The Selling Stockholders, which as used herein includes donees, pledgees, transferees or other successors-in-interest selling shares of common stock received after the date of this prospectus from a selling shareholder as a gift, pledge, partnership distribution or other transfer, may, from time to time, sell, transfer or otherwise dispose of any or all of their shares of common stock on any stock exchange, market or trading facility on which the ordinary shares are traded or in private transactions.
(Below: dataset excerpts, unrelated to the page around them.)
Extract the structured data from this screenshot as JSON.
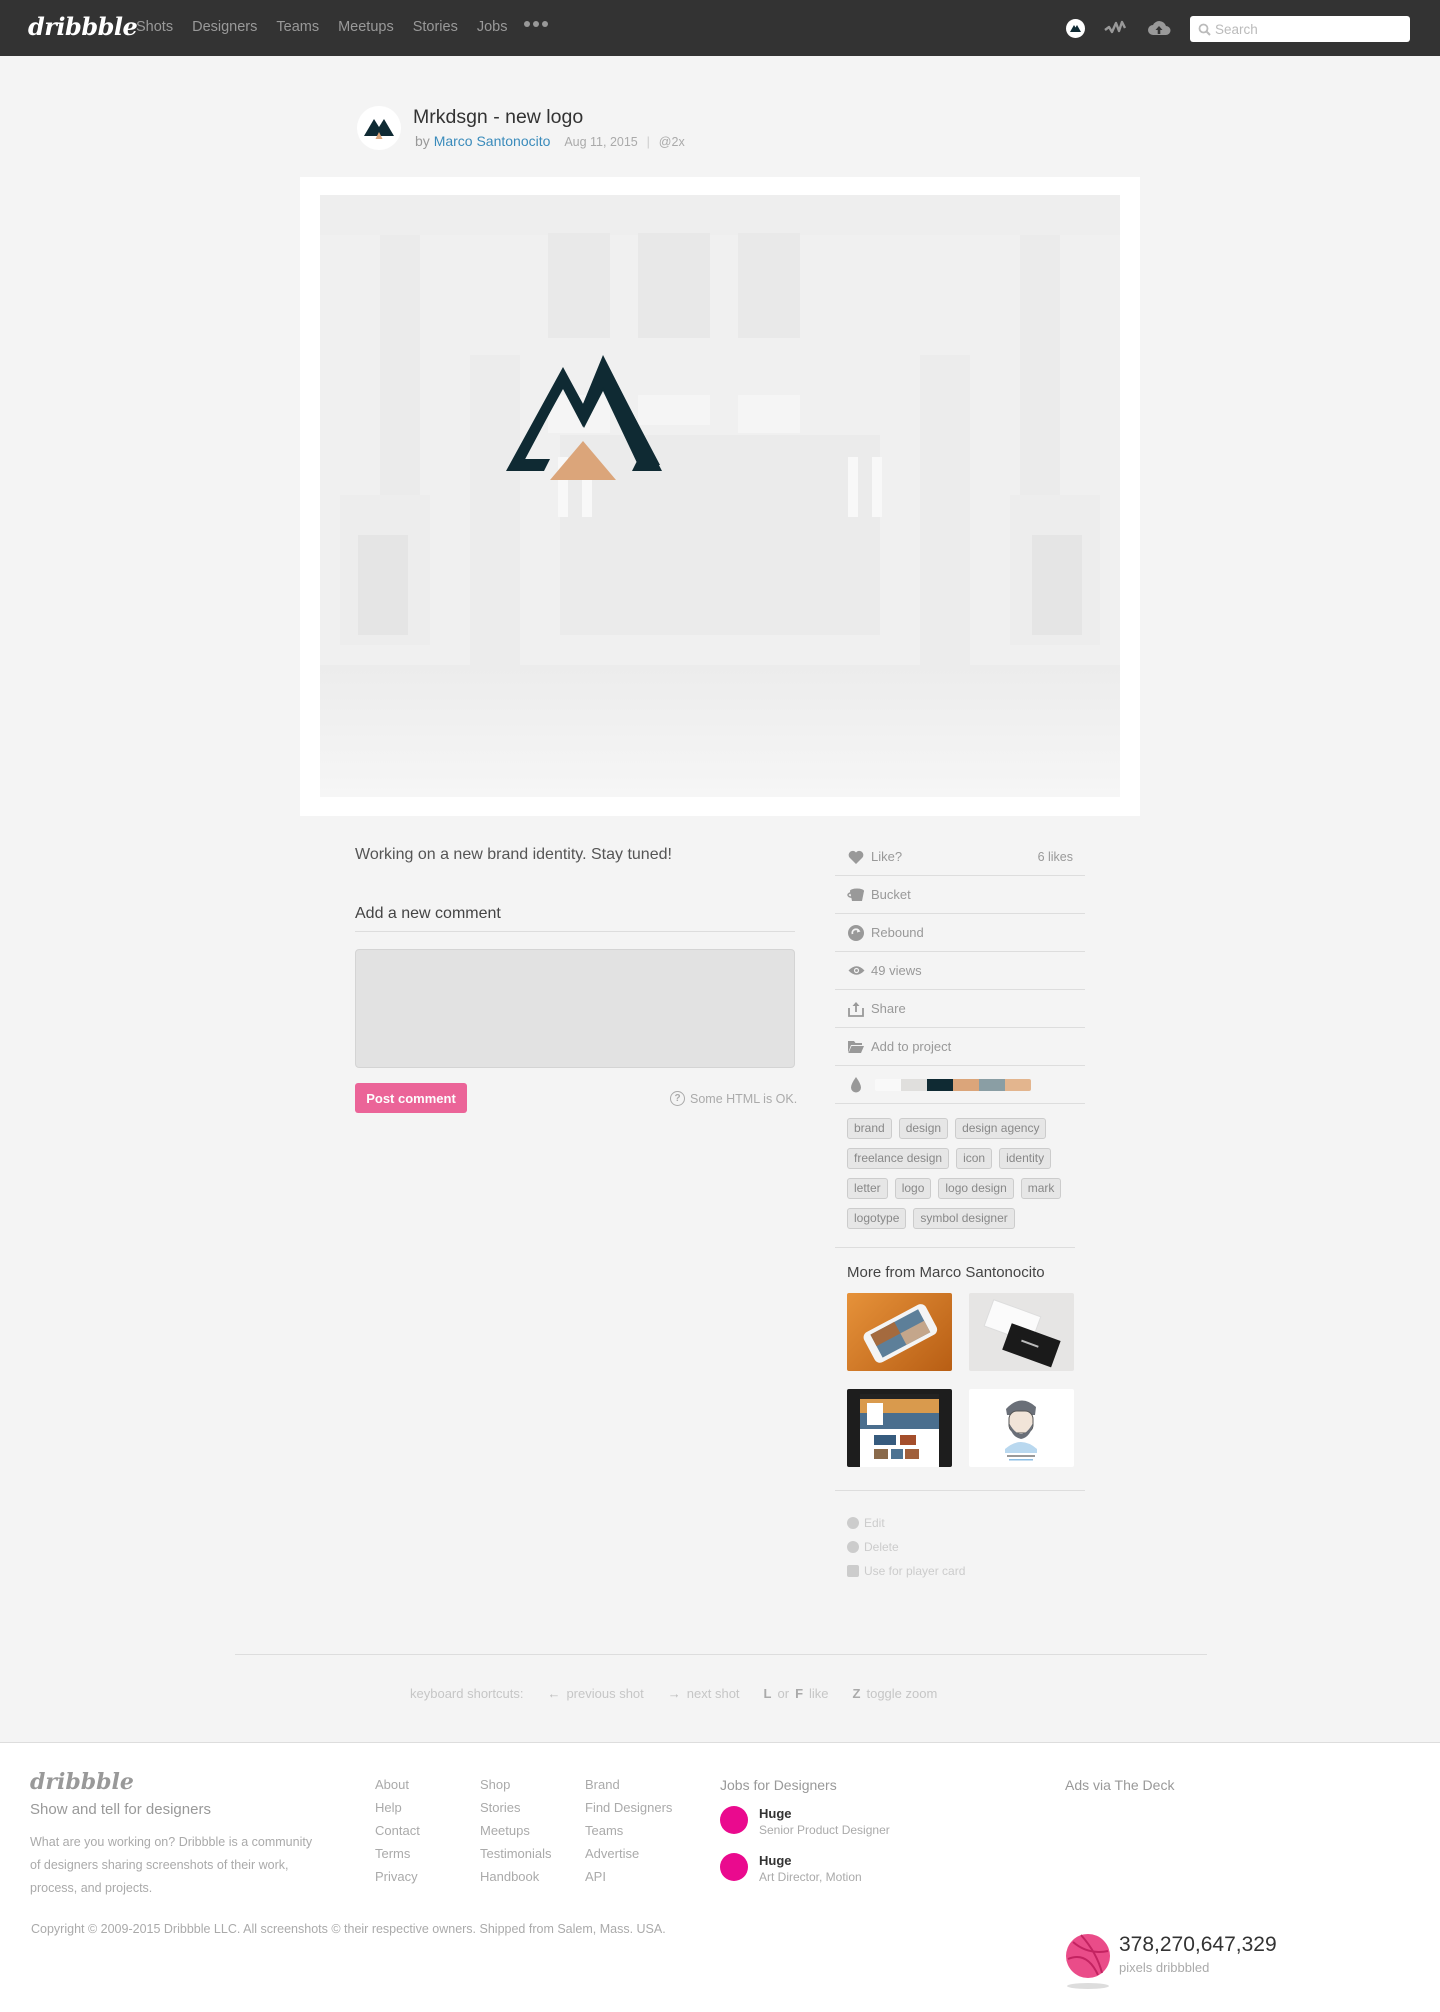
{
  "nav": {
    "logo": "dribbble",
    "links": [
      "Shots",
      "Designers",
      "Teams",
      "Meetups",
      "Stories",
      "Jobs"
    ],
    "more_icon": "ellipsis-icon",
    "icons": [
      "user-avatar-icon",
      "activity-icon",
      "upload-cloud-icon"
    ],
    "search_placeholder": "Search",
    "search_value": ""
  },
  "shot": {
    "title": "Mrkdsgn - new logo",
    "by": "by",
    "author": "Marco Santonocito",
    "date": "Aug 11, 2015",
    "separator": "|",
    "resolution": "@2x",
    "logo_colors": {
      "dark": "#0f2a33",
      "accent": "#dba57a"
    },
    "description": "Working on a new brand identity. Stay tuned!"
  },
  "comment": {
    "heading": "Add a new comment",
    "value": "",
    "post_label": "Post comment",
    "html_note": "Some HTML is OK.",
    "help_icon": "?"
  },
  "sidebar": {
    "actions": [
      {
        "icon": "heart-icon",
        "label": "Like?",
        "right": "6 likes"
      },
      {
        "icon": "bucket-icon",
        "label": "Bucket",
        "right": ""
      },
      {
        "icon": "rebound-icon",
        "label": "Rebound",
        "right": ""
      },
      {
        "icon": "eye-icon",
        "label": "49 views",
        "right": ""
      },
      {
        "icon": "share-icon",
        "label": "Share",
        "right": ""
      },
      {
        "icon": "folder-icon",
        "label": "Add to project",
        "right": ""
      }
    ],
    "palette": [
      "#f9f9f9",
      "#e0dfdd",
      "#0f2a33",
      "#dba57a",
      "#8a9ea4",
      "#e3b58e"
    ],
    "tags": [
      "brand",
      "design",
      "design agency",
      "freelance design",
      "icon",
      "identity",
      "letter",
      "logo",
      "logo design",
      "mark",
      "logotype",
      "symbol designer"
    ],
    "more_heading": "More from Marco Santonocito",
    "owner_actions": [
      "Edit",
      "Delete",
      "Use for player card"
    ]
  },
  "shortcuts": {
    "label": "keyboard shortcuts:",
    "prev_key": "←",
    "prev": "previous shot",
    "next_key": "→",
    "next": "next shot",
    "like_key1": "L",
    "like_or": "or",
    "like_key2": "F",
    "like": "like",
    "zoom_key": "Z",
    "zoom": "toggle zoom"
  },
  "footer": {
    "logo": "dribbble",
    "tagline": "Show and tell for designers",
    "description": "What are you working on? Dribbble is a community of designers sharing screenshots of their work, process, and projects.",
    "col1": [
      "About",
      "Help",
      "Contact",
      "Terms",
      "Privacy"
    ],
    "col2": [
      "Shop",
      "Stories",
      "Meetups",
      "Testimonials",
      "Handbook"
    ],
    "col3": [
      "Brand",
      "Find Designers",
      "Teams",
      "Advertise",
      "API"
    ],
    "jobs_heading": "Jobs for Designers",
    "jobs": [
      {
        "company": "Huge",
        "role": "Senior Product Designer"
      },
      {
        "company": "Huge",
        "role": "Art Director, Motion"
      }
    ],
    "ads": "Ads via The Deck",
    "copyright": "Copyright © 2009-2015 Dribbble LLC. All screenshots © their respective owners. Shipped from Salem, Mass. USA.",
    "pixels_count": "378,270,647,329",
    "pixels_label": "pixels dribbbled"
  }
}
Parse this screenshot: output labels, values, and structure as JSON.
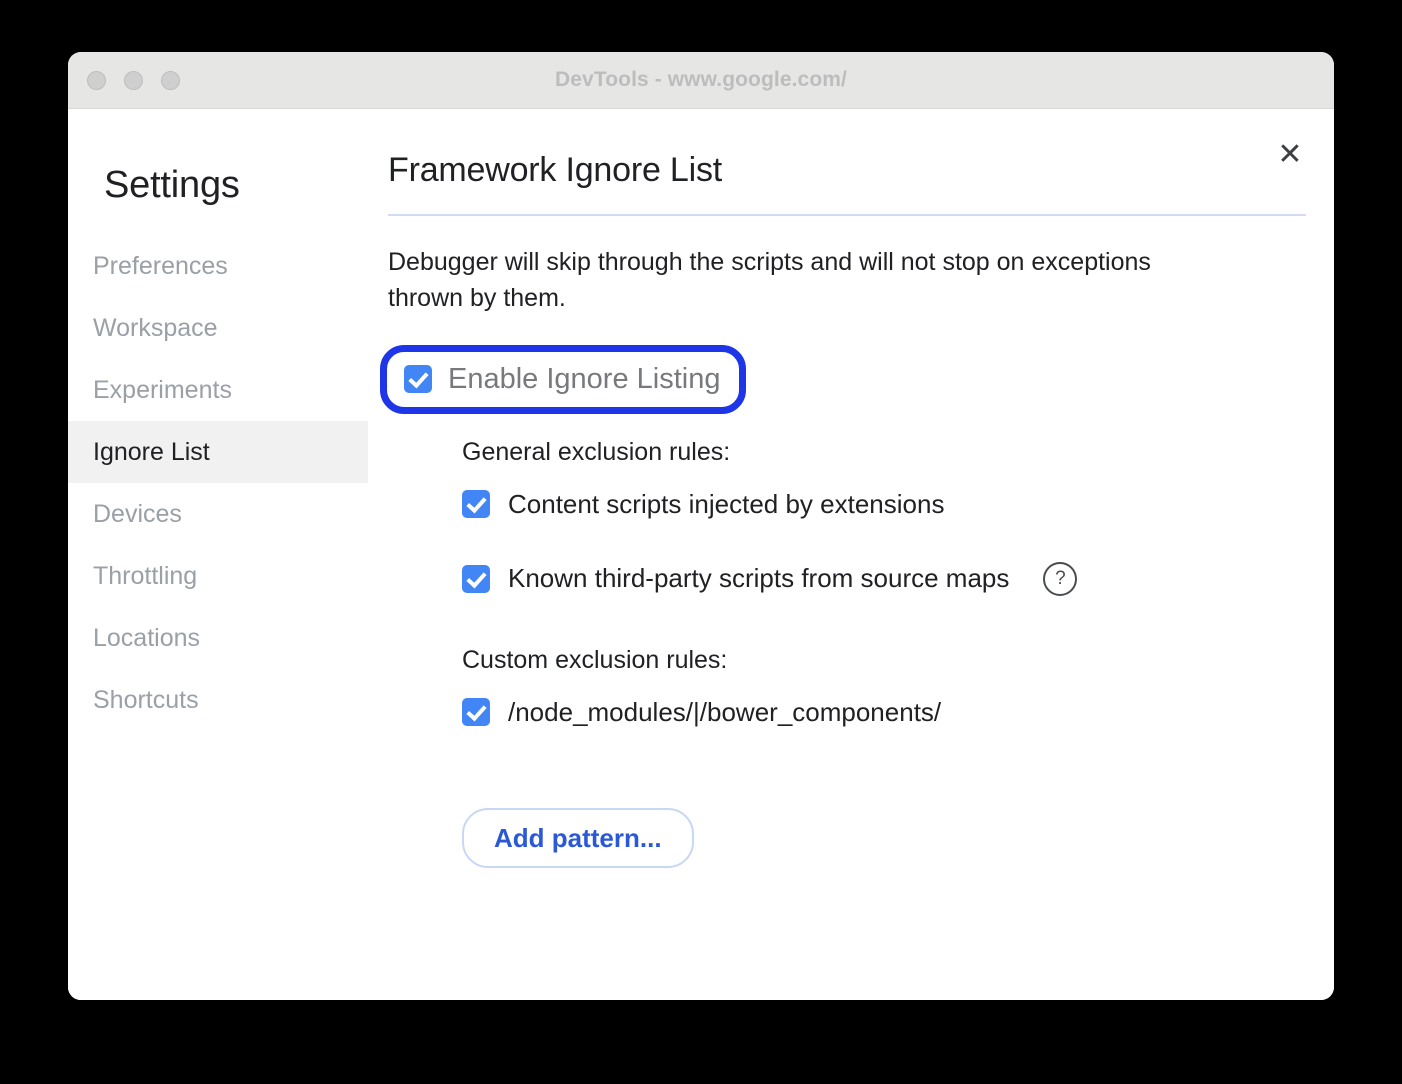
{
  "window": {
    "title": "DevTools - www.google.com/",
    "traffic_lights": [
      "close",
      "minimize",
      "maximize"
    ]
  },
  "sidebar": {
    "title": "Settings",
    "items": [
      {
        "label": "Preferences",
        "selected": false
      },
      {
        "label": "Workspace",
        "selected": false
      },
      {
        "label": "Experiments",
        "selected": false
      },
      {
        "label": "Ignore List",
        "selected": true
      },
      {
        "label": "Devices",
        "selected": false
      },
      {
        "label": "Throttling",
        "selected": false
      },
      {
        "label": "Locations",
        "selected": false
      },
      {
        "label": "Shortcuts",
        "selected": false
      }
    ]
  },
  "panel": {
    "title": "Framework Ignore List",
    "description": "Debugger will skip through the scripts and will not stop on exceptions thrown by them.",
    "close_label": "✕",
    "enable": {
      "label": "Enable Ignore Listing",
      "checked": true,
      "highlighted": true
    },
    "general": {
      "heading": "General exclusion rules:",
      "rules": [
        {
          "label": "Content scripts injected by extensions",
          "checked": true,
          "help": false
        },
        {
          "label": "Known third-party scripts from source maps",
          "checked": true,
          "help": true,
          "help_glyph": "?"
        }
      ]
    },
    "custom": {
      "heading": "Custom exclusion rules:",
      "rules": [
        {
          "label": "/node_modules/|/bower_components/",
          "checked": true
        }
      ],
      "add_button_label": "Add pattern..."
    }
  },
  "colors": {
    "accent_blue": "#4285f4",
    "highlight_ring": "#1f35e8",
    "link_blue": "#2b59d6",
    "titlebar_bg": "#e6e6e5",
    "selected_row_bg": "#f1f1f1",
    "divider": "#d2dcf2"
  }
}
These dispositions may be at fixed prices, at prevailing market prices at the time of sale, at prices related to the prevailing market price, at varying prices determined at the time of sale, or at negotiated prices.

The Selling Stockholders may use any one or more of the following methods when disposing of shares of common stock or interests therein:

ordinary brokerage transactions and transactions in which the broker-dealer solicits purchasers;
block trades in which the broker-dealer will attempt to sell the shares of common stock as agent, but may position and resell a portion of the block as principal to facilitate the transaction;
purchases by a broker-dealer as principal and resale by the broker-dealer for its account;
privately negotiated transactions;
short sales effected after the date the registration statement of which this prospectus is a part is declared effective by the SEC;
through the writing or settlement of options or other hedging transactions, whether through an options exchange or otherwise;
broker-dealers may agree with the Selling Stockholders to sell a specified number of such shares of common stock at a stipulated price per share;
a combination of any such methods of sale; and
any other method permitted by applicable law.

The Selling Stockholders may, from time to time, pledge or grant a security interest in some or all of the shares of common stock owned by them and, if they default in the performance of their secured obligations, the pledgees or secured parties may offer and sell the ordinary shares, from time to time, under this prospectus, or under an amendment to this prospectus under Rule 424(b)(3) or other applicable provision of the Securities Act of 1933, as amended (the “Securities Act”), amending the list of Selling Stockholders to include the pledgee, transferee or other successors in interest as Selling Stockholders under this prospectus. The Selling Stockholders also may transfer the shares of common stock in other circumstances, in which case the transferees, pledgees or other successors in interest will be the selling beneficial owners for purposes of this prospectus.

In connection with the sale of shares of common stock, the Selling Stockholders may enter into hedging transactions with broker-dealers or other financial institutions, which may in turn engage in short sales of the shares of common stock in the course of hedging the positions they assume. The Selling Stockholders may also sell shares of common stock short and deliver these securities to close out their short positions, or loan or pledge the shares of common stock to broker-dealers that in turn may sell these securities. The Selling Stockholders may also enter into option or other transactions with broker-dealers or other financial institutions or the creation of one or more derivative securities which require the delivery to such broker-dealer or other financial institution of shares of common stock offered by this prospectus, which shares of common stock such broker-dealer or other financial institution may resell pursuant to this prospectus (as supplemented or amended to reflect such transaction).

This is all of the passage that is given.